To manage user access and analysis for this massive volume of data the CERN IT Storage group has developed new services: EOS and CERNBox.
EOS is the high-performance storage solution for batch processing and data analysis, controlling a farm of over 150-PB of disks, and CERNBox is the cloud synchronisation service for CERN users that interconnects with EOS, and with a count of approximately 5000 users to date, it is rapidly gaining wide acceptance within the CERN community.
EOS – a low latency storage infrastructure service for physics users
EOS is an open software storage solution developed at CERN to deliver affordable commodity storage to scale to meet the growing requirements of CERN experiments.
It provides high data availability and high concurrent access for a variety of use cases and work-flows. Presently EOS installations span two distinct sites (22 ms-latency across 3 distinct 100-Gbps links).
The physicists from CERN experiments see a single hierarchy of files with sharing capabilities and fine-grained ACLs; data managers benefit from optimised data access (closest file replica) for their large-scale heavy-duty batch processing; and the operations team manages single installations across the two CERN sites with tuneable quality of service.
CERNBox – the cloud storage service for CERN users.

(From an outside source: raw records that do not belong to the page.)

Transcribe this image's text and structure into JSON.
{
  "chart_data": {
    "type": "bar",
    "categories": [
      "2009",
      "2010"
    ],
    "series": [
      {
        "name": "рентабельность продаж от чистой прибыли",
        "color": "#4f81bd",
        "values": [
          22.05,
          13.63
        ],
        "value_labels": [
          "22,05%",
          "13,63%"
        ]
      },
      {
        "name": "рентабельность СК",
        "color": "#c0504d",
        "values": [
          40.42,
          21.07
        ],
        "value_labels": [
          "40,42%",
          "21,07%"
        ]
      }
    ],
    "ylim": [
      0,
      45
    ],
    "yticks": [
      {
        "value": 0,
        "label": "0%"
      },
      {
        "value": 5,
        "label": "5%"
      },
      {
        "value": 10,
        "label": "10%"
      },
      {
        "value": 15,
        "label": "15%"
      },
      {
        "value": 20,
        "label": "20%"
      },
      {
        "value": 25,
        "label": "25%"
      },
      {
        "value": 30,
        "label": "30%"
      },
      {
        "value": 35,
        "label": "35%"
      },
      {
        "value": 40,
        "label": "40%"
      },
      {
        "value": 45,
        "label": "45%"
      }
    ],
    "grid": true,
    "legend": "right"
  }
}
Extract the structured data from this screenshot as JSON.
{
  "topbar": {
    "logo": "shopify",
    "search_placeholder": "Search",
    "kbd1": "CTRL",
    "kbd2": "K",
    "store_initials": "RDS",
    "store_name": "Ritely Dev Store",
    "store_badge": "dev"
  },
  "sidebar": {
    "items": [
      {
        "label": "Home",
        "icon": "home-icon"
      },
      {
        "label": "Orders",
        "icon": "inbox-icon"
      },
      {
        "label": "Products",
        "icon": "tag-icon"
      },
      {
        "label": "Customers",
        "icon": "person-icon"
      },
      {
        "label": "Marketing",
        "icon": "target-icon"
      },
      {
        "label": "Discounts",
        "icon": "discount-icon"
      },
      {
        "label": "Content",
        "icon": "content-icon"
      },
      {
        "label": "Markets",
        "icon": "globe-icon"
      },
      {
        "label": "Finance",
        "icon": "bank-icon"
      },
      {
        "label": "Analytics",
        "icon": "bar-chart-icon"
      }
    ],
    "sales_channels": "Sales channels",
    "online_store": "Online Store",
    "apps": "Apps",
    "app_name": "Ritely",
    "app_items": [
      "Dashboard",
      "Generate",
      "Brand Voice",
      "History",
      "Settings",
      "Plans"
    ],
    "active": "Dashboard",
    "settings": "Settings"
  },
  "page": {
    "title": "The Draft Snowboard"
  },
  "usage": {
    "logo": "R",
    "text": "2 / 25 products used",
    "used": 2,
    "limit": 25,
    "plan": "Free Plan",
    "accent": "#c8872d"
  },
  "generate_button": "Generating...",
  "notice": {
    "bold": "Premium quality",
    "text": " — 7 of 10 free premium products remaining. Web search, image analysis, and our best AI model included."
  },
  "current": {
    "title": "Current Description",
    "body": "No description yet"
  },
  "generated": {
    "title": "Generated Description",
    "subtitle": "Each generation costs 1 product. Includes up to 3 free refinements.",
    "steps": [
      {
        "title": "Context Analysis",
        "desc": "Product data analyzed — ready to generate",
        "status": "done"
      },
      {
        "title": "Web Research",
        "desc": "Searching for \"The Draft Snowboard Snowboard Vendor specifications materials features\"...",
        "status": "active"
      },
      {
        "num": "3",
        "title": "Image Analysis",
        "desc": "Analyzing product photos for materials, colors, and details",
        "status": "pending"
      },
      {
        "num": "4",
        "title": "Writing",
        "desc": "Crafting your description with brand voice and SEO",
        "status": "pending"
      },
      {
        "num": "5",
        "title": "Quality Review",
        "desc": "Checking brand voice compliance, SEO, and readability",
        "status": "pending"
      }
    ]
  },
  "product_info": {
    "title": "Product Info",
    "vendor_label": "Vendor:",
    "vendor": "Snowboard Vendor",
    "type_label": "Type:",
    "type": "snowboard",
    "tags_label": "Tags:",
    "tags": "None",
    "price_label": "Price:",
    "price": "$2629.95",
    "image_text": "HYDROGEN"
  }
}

Physicists and other CERN users were using public cloud services to exchange documents and other information about experiments, so it made sense to develop an in-house service that would be as easy to use but ensure information remained on site while meeting the unique needs of CERN users.
CERNBox is based on ownCloud for the synchronisation and sharing layer and on EOS for the actual storage and transfer layer. CERNBox coupled with EOS supports the traditional synchronisation and share use cases, while allowing full access to the entire CERN data repository as needed, for example, in the case of massive data analysis.

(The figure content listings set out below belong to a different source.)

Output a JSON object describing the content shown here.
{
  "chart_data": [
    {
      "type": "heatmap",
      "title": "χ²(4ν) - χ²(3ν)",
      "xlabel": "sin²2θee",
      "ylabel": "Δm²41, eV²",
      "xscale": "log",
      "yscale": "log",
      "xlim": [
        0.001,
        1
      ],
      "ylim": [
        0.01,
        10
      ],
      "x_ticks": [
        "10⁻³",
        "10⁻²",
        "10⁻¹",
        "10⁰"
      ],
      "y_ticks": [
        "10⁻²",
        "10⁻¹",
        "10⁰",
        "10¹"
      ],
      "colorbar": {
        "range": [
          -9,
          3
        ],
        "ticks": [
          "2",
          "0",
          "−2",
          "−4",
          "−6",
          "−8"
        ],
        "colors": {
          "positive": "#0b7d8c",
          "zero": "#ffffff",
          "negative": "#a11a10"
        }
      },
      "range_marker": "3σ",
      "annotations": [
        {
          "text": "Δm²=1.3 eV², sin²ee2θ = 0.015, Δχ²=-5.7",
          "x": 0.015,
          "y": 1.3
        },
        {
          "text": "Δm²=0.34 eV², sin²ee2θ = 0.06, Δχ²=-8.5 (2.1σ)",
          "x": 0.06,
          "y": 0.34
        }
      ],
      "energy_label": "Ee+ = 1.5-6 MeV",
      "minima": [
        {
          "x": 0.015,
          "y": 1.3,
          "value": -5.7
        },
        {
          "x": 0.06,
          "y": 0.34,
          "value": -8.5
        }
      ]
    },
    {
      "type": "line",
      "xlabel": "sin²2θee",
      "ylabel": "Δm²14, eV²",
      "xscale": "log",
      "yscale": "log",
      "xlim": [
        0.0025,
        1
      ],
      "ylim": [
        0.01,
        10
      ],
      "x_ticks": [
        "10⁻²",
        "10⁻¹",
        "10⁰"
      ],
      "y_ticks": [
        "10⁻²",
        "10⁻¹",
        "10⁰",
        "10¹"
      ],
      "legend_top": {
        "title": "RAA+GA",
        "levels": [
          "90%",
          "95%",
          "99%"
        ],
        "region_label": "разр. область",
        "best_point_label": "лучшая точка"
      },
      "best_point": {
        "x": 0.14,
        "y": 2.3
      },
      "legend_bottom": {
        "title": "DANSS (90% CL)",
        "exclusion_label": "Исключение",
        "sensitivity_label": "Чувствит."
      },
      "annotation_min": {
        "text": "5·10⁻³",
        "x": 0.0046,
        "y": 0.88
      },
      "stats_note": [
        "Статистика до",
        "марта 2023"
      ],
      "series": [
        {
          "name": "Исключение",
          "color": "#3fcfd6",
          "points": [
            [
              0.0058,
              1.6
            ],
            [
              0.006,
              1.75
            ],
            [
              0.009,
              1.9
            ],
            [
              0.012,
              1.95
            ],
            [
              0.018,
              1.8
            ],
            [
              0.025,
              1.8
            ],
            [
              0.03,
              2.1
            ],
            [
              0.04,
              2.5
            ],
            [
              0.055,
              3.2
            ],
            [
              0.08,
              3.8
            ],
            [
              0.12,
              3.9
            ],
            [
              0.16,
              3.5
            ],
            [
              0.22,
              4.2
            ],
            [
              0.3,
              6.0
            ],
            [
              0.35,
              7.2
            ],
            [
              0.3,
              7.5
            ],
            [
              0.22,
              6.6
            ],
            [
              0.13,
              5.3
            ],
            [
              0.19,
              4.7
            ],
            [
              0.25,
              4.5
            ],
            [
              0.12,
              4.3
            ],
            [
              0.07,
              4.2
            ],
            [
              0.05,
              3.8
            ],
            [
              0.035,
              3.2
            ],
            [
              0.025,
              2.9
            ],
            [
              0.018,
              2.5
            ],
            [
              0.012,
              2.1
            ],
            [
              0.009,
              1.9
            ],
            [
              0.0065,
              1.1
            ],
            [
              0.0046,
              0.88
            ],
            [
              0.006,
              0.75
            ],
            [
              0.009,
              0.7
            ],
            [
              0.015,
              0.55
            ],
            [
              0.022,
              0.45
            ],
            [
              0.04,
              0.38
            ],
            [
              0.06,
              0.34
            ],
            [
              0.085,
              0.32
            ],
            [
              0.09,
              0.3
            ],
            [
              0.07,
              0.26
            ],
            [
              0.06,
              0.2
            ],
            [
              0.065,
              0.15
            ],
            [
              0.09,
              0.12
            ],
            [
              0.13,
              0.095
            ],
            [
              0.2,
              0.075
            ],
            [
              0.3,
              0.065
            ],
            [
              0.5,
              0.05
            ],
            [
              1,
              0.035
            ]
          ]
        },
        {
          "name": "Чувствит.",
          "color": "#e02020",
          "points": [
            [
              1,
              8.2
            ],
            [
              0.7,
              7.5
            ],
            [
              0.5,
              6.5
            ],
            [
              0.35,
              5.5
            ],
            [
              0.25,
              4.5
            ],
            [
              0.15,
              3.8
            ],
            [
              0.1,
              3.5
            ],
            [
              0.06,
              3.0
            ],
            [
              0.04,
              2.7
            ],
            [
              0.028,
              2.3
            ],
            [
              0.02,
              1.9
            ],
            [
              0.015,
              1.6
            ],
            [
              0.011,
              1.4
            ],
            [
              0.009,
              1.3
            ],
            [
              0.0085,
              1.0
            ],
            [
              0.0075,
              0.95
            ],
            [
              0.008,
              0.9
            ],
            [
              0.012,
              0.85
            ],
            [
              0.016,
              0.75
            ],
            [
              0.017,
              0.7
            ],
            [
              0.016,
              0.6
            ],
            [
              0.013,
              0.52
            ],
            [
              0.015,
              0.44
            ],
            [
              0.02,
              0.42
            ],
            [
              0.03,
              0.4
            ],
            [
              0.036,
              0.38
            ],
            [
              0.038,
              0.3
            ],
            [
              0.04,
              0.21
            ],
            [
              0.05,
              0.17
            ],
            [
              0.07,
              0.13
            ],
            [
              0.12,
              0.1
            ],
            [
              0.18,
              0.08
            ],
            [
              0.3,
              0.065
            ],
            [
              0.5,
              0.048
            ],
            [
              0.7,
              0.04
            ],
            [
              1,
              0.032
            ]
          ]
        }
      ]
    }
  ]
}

EOS has been showing its excellence in the multi-Petabyte high-concurrency regime. It has also shown disruptive potential by enabling the CERNBox service to provide synchronisation and sharing capabilities at a new scale.

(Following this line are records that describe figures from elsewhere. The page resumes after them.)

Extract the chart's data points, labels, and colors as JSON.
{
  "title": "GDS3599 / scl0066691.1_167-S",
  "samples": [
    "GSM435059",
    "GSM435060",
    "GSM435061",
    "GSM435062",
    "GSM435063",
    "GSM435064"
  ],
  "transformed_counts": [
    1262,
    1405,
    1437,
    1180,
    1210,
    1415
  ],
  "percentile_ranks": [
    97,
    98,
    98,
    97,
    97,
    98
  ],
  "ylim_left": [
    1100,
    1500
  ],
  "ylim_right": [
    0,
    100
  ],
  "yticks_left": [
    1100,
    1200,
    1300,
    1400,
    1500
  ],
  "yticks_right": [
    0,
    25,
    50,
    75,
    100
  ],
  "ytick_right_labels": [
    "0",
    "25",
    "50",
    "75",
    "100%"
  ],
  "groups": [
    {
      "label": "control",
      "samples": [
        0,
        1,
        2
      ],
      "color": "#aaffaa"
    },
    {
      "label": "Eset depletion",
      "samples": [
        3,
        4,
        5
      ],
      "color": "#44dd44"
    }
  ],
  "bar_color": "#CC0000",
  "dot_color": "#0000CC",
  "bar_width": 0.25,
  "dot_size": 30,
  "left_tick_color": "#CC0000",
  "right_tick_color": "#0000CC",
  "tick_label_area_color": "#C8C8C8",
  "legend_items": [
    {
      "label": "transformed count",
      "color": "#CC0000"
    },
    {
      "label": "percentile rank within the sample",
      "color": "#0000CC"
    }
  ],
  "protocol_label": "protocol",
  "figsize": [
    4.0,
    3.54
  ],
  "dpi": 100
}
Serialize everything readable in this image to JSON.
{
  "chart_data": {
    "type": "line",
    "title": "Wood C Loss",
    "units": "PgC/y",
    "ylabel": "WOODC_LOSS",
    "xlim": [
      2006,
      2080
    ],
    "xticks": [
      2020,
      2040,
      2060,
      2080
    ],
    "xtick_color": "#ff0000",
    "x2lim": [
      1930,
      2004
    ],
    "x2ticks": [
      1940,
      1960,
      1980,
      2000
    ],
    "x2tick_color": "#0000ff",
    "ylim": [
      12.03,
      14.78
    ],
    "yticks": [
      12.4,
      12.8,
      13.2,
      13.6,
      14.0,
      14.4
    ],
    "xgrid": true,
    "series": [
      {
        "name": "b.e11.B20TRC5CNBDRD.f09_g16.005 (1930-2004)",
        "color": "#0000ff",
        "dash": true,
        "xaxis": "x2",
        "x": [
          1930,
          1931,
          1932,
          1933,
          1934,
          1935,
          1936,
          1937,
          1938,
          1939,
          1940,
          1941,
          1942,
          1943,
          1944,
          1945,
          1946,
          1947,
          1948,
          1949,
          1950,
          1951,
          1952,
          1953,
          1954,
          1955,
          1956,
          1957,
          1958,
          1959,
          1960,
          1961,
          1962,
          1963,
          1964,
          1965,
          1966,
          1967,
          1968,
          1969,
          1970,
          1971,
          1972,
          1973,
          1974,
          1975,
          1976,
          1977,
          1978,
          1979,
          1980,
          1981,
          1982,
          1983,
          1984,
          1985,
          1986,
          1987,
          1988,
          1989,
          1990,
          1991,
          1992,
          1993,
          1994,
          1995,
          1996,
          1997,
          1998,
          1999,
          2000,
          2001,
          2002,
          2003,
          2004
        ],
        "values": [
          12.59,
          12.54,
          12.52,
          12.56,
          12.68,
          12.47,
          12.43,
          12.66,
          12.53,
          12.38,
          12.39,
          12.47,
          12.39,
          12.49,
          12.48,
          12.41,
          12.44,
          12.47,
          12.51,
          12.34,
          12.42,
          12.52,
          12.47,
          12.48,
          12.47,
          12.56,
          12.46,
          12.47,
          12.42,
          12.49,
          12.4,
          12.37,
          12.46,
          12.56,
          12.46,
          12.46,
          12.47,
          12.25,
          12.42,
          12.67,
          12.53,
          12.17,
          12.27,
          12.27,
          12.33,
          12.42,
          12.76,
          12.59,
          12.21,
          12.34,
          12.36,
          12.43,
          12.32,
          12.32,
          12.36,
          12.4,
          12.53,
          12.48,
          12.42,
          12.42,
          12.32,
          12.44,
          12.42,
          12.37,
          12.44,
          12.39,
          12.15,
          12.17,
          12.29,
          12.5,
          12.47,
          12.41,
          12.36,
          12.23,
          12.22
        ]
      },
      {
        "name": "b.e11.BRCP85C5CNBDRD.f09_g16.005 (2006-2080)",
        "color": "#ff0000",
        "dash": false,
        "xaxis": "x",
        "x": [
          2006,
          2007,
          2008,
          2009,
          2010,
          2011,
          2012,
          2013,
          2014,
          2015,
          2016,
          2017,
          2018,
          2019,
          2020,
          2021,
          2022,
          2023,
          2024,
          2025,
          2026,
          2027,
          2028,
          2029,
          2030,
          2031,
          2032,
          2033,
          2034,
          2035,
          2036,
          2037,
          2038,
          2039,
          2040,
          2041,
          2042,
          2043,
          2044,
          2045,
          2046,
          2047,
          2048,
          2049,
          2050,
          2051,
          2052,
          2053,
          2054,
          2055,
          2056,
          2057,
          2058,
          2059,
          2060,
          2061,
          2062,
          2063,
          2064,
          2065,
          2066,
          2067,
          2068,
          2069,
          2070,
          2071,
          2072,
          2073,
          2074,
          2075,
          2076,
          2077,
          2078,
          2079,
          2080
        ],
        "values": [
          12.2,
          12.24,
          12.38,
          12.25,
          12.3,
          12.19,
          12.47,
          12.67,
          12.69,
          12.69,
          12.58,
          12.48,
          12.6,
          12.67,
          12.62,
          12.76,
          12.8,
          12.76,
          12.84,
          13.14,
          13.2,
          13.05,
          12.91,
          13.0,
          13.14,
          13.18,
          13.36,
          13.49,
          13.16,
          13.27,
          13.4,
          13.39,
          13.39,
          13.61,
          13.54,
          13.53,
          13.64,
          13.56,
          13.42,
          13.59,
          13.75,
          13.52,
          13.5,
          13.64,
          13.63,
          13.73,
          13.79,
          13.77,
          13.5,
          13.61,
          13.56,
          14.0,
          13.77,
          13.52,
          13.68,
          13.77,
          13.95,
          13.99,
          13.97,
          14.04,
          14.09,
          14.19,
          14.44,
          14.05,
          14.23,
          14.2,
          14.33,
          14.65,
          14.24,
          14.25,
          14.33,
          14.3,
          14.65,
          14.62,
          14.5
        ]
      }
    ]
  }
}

CERNBox/EOS has also generated interest as a generic storage solution, ranging from university systems to very large installations for non-High Energy Physics research areas, such as satellite imaging and in partnership with the European Commission’s Joint Research Centre, for the Copernicus project. CERNBox is also used by a United Nations agency for training and research for emergency response activities.
For AARNet, access to the architecture and learnings behind the development of CERNBox has been invaluable for informing the development of the architecture for the AARNet CloudStor service for the research and education sector.
Joining forces with AARNet to pilot a wide-area distributed deployment of EOS
Collaborations include piloting a wide-area distributed deployment in collaboration with AARNet. Demonstrations to date include a single EOS instance with 300-ms latencies across storage nodes spanning across Europe, Asia and Australia.
In partnership with CERN and other collaborators, AARNet is a participant in the OpenCloudMesh project led by GEANT(the pan-European network). This project aims to enable global interconnected private clouds for research and education.
SWAN – service for web-based analysis
CERN is launching SWAN (Service for Web based Analysis), a platform to perform interactive data analysis in the cloud (via web browser). This service has great potential not only for researchers but as an education outreach tool, enabling students to interact with data from the LHC in real time.